Honestly, that car is such a cliché.” The hair clung to my fingers, crackling and snapping as I tried to push it from my face.

Clairmont was lounging against the side of his Jaguar looking un-rumpled and at ease. Even his yoga clothes, characteristically gray and black, looked bandbox fresh, though considerably less tailored than what he wore to the library.

Contemplating the sleek black car and the elegant vampire, I felt unaccountably cross. It had not been a good day. The conveyor belt broke in the library, and it took forever for them to fetch my manuscripts. My keynote address remained elusive, and I was beginning to look at the calendar with alarm, imagining a roomful of colleagues peppering me with difficult questions. It was nearly October, and the conference was in November.

“You think a subcompact would be better subterfuge?” he asked, holding out his hand for my yoga mat.

“Not really, no.” Standing in the fall twilight, he positively screamed vampire, yet the rising tide of undergraduates and dons passed him without a second glance. If they couldn’t sense what he was—see what he was, standing in the open air—the car was immaterial. The irritation built under my skin.

“Have I done something wrong?” His gray-green eyes were wide and guileless. He opened the car door, taking a deep breath as I slid past.

My temper flared. “Are you smelling me?” After yesterday I suspected that my body was giving him all kinds of information I didn’t want him to have.

“Don’t tempt me,” he murmured, shutting me inside. The hair on my neck rose slightly as the implication of his words sank in.
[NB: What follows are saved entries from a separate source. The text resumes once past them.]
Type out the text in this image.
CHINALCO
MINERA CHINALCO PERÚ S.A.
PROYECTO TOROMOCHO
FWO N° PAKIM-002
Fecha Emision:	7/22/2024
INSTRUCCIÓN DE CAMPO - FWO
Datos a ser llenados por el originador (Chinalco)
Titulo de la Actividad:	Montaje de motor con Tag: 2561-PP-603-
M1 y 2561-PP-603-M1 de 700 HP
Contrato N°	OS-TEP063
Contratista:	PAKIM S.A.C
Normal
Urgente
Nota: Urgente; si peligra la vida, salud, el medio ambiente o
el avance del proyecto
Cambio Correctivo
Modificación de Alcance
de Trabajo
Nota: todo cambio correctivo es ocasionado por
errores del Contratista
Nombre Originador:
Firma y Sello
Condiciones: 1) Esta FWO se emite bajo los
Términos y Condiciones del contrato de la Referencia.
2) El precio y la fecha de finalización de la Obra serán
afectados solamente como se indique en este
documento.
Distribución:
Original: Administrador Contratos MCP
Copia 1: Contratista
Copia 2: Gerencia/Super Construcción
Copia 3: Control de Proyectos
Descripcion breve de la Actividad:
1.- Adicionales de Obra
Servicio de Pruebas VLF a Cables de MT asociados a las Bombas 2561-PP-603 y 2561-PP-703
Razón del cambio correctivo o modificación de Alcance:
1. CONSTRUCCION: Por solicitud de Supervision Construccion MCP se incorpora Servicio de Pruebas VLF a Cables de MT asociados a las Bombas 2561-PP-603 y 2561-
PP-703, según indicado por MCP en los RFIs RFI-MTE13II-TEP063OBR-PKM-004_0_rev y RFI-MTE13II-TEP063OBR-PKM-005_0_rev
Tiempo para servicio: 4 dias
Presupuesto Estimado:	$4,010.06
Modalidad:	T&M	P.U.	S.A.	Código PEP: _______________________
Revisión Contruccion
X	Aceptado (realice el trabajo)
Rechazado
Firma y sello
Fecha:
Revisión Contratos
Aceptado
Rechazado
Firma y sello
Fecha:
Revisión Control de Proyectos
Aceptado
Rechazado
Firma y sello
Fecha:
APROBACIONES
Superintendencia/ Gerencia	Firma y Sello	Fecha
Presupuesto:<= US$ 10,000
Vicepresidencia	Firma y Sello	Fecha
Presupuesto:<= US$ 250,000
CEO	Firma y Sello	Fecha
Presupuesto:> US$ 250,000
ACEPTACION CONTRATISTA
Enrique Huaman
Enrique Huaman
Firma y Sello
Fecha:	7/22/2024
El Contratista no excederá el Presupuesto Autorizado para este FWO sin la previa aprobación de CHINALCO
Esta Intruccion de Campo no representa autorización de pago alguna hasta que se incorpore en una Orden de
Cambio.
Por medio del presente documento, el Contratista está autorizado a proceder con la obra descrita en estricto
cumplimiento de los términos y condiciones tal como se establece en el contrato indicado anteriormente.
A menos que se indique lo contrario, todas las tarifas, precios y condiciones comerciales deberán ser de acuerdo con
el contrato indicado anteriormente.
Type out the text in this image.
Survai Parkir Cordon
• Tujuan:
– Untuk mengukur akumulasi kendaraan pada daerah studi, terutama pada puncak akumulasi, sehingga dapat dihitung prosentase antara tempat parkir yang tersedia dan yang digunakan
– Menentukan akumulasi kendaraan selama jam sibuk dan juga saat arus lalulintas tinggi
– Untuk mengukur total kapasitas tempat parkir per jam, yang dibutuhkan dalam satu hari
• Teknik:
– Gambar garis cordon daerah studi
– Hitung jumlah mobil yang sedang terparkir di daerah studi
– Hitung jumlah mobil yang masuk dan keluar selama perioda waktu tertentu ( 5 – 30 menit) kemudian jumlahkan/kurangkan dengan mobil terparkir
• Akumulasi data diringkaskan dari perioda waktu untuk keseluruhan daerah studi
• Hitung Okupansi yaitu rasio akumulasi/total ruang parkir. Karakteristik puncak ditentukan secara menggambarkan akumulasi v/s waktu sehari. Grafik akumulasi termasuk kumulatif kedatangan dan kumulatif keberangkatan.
He popped open the trunk and put my mat inside.

Night air filled the car as the vampire climbed in without any visible effort or moment of limb-bent awkwardness. His face creased into the semblance of a sympathetic frown. “Bad day?”

I gave him a withering glance. Clairmont knew exactly how my day had been. He and Miriam had been in Duke Humfrey’s again, keeping the other creatures out of my immediate environment. When we left to change for yoga, Miriam had remained to make sure we weren’t followed by a train of daemons—or worse.

Clairmont started the car and headed down the Woodstock Road without further attempts at small talk. There was nothing on it but houses.